The assesse, a private limited company, was incorporated on 15.04.1990. The main objects for which the Assesse was to acquire on a license or by purchase, lease, exchange, hire or otherwise land and property of any tenure, or premises in any part of India & sub license or lease or sub lease or let such lands or property or premises or any part thereof and to provide such other facilities.
As per Clause 7 of the Agreement It Clearly States that “This Agreement does not create any interest or any other right in favour of the Subsidiary in the said Shopping Centre or any part thereof but it is mere licence to use the said Shopping Centre given to the Subsidiary”
DECISION
Applying the above tests to the facts of the present case, the assesse was only licensee as agreement did not create an interest in the property owned by the M/s. East India Hotels Ltd & as a licensee it had granted sub-licence to various parties and derived income there from.

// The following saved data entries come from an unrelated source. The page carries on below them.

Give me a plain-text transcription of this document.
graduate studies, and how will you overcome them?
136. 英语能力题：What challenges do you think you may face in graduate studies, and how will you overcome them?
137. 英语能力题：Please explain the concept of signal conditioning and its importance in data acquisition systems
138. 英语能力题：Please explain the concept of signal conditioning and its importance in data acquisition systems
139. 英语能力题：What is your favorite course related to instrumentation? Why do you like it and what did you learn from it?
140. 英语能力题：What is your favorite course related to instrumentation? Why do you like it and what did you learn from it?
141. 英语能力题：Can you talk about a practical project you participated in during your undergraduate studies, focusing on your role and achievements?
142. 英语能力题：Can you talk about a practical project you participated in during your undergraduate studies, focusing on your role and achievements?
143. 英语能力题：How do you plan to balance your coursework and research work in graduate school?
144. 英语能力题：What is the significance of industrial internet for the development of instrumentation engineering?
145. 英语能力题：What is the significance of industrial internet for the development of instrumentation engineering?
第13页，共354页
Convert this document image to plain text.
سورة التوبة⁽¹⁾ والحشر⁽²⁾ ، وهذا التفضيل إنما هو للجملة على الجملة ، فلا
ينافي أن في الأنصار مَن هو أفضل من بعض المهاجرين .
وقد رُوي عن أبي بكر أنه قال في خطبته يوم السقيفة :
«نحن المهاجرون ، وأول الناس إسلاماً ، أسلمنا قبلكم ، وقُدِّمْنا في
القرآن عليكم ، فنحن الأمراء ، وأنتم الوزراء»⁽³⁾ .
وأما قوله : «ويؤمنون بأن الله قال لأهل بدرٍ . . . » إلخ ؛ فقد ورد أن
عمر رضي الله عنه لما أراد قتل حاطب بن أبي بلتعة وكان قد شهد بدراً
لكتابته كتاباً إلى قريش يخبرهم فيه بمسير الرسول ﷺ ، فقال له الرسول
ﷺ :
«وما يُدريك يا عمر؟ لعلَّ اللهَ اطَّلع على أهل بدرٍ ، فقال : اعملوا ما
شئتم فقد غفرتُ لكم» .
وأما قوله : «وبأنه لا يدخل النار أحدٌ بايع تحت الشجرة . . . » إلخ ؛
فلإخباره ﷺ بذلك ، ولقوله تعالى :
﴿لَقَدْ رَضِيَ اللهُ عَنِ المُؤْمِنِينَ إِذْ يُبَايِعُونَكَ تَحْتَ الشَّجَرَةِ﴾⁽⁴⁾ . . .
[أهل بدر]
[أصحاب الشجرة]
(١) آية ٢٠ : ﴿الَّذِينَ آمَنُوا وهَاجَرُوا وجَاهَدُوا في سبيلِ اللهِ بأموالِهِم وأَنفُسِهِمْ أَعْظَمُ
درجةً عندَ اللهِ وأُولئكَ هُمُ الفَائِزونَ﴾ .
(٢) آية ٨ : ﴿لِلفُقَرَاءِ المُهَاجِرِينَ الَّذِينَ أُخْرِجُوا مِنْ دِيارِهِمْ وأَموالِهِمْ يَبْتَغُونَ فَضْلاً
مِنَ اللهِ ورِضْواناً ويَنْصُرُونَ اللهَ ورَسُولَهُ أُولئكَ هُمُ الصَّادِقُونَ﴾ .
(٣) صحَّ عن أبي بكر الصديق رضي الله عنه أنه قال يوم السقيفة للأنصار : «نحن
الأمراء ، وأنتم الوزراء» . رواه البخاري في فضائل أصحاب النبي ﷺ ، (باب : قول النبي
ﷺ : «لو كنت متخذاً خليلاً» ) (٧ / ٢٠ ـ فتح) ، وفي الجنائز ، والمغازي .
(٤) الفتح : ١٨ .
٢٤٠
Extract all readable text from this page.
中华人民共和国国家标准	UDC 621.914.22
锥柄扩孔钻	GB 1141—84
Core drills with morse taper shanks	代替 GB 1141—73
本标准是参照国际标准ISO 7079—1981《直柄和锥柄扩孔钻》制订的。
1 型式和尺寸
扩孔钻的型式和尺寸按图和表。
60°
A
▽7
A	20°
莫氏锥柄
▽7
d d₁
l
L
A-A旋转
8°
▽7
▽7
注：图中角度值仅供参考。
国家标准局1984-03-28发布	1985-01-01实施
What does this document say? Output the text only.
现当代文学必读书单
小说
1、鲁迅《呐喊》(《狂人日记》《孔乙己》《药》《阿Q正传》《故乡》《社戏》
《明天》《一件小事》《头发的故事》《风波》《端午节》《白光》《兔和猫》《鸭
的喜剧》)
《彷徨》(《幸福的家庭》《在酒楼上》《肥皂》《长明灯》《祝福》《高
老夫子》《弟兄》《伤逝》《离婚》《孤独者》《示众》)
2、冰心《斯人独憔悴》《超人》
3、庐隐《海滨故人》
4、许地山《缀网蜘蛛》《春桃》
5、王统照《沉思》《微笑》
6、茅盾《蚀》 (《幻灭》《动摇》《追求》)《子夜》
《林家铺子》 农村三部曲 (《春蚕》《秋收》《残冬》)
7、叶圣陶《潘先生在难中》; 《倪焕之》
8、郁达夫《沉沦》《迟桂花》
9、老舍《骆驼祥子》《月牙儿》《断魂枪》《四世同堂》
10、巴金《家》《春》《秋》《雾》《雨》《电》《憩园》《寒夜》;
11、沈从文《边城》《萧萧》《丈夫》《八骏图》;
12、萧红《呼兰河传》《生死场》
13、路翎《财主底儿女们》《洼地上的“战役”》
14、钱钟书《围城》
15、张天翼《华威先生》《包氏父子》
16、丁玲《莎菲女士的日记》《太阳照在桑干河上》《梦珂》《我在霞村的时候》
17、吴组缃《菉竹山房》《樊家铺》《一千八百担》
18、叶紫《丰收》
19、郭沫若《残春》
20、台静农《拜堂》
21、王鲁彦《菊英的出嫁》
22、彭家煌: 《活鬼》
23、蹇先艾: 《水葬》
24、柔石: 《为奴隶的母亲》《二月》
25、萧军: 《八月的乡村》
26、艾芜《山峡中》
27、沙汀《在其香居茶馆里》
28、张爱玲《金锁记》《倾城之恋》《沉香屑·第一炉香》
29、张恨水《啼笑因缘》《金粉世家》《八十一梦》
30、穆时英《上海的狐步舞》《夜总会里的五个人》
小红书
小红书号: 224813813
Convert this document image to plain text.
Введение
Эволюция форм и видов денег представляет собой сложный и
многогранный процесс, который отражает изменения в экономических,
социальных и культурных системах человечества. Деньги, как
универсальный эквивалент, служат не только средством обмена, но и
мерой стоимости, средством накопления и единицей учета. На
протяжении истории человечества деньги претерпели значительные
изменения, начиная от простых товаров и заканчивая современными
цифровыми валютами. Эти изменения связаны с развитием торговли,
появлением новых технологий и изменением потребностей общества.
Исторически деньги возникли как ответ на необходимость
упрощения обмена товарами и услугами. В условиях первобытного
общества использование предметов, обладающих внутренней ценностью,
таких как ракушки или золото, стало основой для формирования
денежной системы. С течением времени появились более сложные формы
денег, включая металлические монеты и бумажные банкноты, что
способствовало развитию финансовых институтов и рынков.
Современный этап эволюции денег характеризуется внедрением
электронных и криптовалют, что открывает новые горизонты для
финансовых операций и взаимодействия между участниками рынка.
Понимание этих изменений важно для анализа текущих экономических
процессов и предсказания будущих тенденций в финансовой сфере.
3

Once we come to the conclusion that the Assesse is only a licensee, then it can safely be said that the provisions of Sec.22 read with Sec.27 (iii b) of the Act are not attracted and hence the income in question cannot be assessed under the head “Income from House Property.
Keeping in mind the objects of the assesse and keeping in mind the facts and circumstances of the present case, it can be safely concluded that the assesse carried on a systematic and regular activity in the nature of business and therefore the income from granting the premises on sublicense was to be assessed under the head income from business
For the reasons given above tribunal allow the appeal of the assesse.